The RTTC is an extension and an elaboration of the core elements of the right to shelter and helps understand the broad contours of that right, explained the judgment authored by Justice Muralidhar.
Seen from this perspective, slum dwellers are not treated as encroachers or illegal occupants but as a populace supporting the existence and growth of the city, who are forced to live in pitiable conditions owing to the failure of the State to provide adequate shelter.
"The right to housing is a bundle of rights not limited to a bare shelter over one's head. It includes the right to livelihood, right to health, right to education and right to food, including right to clean drinking water, sewerage and transport facilities", expounded the Court.
It further said :
"The law explained by the Supreme Court in several of its decisions discussed hereinbefore and the decision in Sudama Singh discourage a narrow view of the dweller in a JJ basti or jhuggi as an illegal occupant without rights. They acknowledge that the right to adequate housing is a right to access several facets that preserve the capability of a person to enjoy the freedom to live in the city. They recognise such persons as rights bearers whose full panoply of constitutional guarantees require recognition, protection and enforcement".
The ruling was given in a PIL by Congress leader Ajay Maken, which was filed in the wake of forced eviction of nearly 5000 slum dwellers at Shankur Basti in Delhi on December 12, 2015. Many of them claimed that they had lived there for two decades.
Right to housing in South African Constitution
The judgment made extensive reference to the right to housing recognized in South African Constitutional jurisprudence.
South African Constitutional Court refused to rigidly separate civil and political rights from socio-economic rights. It observed that the mere fact that socioeconomic rights have budgetary implications "is not an automatic bar to the justiciability".
It explained that the model of judicial enforcement of socio-economic rights was premised on "negative constitutionalism" i.e. ensuring that the actions of the State do not interfere with people's liberties. It held that effective protection of socioeconomic rights entails imposing a duty on the State to refrain from interfering with people's existing access to socio-economic resources.
The South African Constitutional Court held that Court should become a democratic space for 'meaningful engagement' with affected parties.
"The State is obliged to take into confidence the affected groups about the schemes for rehabilitation it proposes for them and is prepared to review and re-shape them based on their inputs", it held.
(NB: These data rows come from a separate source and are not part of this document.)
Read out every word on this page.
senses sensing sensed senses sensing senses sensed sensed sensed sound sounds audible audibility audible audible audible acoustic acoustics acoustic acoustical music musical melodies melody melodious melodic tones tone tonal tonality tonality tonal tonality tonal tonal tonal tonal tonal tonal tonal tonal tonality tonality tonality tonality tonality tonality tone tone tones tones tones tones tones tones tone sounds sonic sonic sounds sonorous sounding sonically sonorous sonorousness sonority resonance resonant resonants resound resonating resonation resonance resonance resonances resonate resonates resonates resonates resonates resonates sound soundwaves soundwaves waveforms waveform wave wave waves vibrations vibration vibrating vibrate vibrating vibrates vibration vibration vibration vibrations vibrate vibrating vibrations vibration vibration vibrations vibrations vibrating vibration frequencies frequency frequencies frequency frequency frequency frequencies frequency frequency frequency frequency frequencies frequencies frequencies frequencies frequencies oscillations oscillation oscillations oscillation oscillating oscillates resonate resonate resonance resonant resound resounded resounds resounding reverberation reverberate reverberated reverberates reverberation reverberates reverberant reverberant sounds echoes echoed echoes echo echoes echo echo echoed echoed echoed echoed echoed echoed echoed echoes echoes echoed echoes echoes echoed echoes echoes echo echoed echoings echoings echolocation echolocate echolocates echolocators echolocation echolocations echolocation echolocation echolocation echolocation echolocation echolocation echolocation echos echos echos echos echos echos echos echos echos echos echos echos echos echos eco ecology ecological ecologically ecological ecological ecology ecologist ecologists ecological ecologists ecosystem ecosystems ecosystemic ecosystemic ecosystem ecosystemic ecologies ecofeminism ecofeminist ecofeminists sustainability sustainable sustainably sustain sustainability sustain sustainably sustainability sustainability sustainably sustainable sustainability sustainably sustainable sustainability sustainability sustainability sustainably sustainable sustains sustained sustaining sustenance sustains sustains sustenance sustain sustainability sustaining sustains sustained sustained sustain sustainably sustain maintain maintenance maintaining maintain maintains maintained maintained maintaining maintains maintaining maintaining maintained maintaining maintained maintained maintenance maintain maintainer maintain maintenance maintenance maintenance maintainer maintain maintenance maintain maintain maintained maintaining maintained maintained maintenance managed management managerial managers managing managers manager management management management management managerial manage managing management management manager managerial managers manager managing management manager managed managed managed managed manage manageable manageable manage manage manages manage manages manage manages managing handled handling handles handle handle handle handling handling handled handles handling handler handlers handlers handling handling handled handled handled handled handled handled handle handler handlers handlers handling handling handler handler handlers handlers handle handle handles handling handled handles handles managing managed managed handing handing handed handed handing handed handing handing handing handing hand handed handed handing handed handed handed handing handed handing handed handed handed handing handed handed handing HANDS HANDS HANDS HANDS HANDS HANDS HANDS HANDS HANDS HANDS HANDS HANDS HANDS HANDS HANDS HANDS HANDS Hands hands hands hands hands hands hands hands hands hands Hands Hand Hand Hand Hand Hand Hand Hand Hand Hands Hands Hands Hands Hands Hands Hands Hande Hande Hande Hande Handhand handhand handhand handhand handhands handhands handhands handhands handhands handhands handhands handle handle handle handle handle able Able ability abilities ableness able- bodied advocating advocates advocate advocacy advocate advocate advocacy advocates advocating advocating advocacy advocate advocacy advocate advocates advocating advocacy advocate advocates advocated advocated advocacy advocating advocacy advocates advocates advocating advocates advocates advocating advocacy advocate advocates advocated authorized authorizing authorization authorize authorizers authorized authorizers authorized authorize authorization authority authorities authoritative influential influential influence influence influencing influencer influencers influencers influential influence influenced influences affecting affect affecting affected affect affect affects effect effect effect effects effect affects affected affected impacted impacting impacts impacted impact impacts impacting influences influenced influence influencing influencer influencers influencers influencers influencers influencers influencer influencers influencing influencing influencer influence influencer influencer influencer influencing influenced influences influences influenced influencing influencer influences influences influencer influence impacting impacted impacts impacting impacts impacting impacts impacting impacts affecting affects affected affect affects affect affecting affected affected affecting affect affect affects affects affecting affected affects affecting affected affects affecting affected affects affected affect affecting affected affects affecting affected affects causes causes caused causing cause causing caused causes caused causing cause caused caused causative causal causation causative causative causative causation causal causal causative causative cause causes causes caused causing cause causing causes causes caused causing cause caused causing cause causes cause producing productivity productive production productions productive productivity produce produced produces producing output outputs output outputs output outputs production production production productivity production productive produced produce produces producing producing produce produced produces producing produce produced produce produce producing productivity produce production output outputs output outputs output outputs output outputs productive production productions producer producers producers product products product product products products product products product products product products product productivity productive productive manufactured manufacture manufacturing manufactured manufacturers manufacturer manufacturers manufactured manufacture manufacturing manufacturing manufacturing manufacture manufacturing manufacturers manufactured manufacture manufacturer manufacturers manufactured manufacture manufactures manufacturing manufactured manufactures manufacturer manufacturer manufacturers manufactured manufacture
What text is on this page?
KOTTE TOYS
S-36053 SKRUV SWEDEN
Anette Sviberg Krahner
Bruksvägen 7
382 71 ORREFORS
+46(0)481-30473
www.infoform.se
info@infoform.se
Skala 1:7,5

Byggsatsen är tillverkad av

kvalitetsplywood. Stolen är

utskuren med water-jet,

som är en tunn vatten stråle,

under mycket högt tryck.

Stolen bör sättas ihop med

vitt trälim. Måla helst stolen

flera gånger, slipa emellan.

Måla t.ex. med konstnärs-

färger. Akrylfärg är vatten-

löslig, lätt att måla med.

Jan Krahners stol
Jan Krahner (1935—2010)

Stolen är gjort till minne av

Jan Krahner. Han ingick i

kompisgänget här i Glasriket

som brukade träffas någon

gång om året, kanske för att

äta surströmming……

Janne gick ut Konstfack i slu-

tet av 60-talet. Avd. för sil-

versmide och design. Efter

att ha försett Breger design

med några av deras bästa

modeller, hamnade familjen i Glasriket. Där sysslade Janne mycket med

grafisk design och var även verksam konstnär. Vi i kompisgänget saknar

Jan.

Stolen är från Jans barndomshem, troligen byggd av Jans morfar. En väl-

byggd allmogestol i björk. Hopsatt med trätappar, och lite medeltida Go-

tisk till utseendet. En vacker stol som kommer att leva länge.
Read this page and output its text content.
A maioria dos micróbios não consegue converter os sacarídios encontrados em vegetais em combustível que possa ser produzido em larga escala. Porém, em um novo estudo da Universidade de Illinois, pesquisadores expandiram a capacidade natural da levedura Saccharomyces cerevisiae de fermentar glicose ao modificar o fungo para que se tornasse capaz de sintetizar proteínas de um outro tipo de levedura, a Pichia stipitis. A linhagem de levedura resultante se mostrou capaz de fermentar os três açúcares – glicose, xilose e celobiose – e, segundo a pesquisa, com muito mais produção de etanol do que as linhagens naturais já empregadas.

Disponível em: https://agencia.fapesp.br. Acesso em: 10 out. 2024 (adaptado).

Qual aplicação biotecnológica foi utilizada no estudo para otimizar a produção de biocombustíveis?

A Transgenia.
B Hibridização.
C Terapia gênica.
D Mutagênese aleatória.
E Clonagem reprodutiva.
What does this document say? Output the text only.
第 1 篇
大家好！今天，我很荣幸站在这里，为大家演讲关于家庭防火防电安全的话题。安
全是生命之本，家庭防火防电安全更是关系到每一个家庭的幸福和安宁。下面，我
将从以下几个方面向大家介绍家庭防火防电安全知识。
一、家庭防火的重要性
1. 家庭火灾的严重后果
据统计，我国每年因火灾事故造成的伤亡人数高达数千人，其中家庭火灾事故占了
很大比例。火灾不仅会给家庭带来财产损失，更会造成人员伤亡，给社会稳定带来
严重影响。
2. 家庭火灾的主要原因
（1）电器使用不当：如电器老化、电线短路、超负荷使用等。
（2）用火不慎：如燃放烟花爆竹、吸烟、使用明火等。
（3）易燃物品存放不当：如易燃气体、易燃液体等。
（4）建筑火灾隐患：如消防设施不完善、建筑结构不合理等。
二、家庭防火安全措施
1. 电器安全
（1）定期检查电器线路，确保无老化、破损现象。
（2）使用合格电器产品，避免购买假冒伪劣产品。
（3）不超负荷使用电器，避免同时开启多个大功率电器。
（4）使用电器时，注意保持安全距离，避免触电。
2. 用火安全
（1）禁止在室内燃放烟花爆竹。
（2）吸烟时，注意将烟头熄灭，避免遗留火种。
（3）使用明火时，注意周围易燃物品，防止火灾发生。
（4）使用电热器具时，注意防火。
Taking a cue from this, the Delhi High Court held that the affected parties must be engaged in respect of decisions regarding resettlement of slum-dwellers.
The court said before carrying out an eviction drive, the authorities will have to conduct detailed survey, draw up a rehabilitation plan in consultation with the dwellers in the jhuggi- jhopri- bastis and ensure that after eviction they are immediately rehabilitated.
"Forced eviction of jhuggi dwellers, unannounced, in co-ordination with the other agencies, and without compliance with the above steps, would be contrary to the law...," said the bench.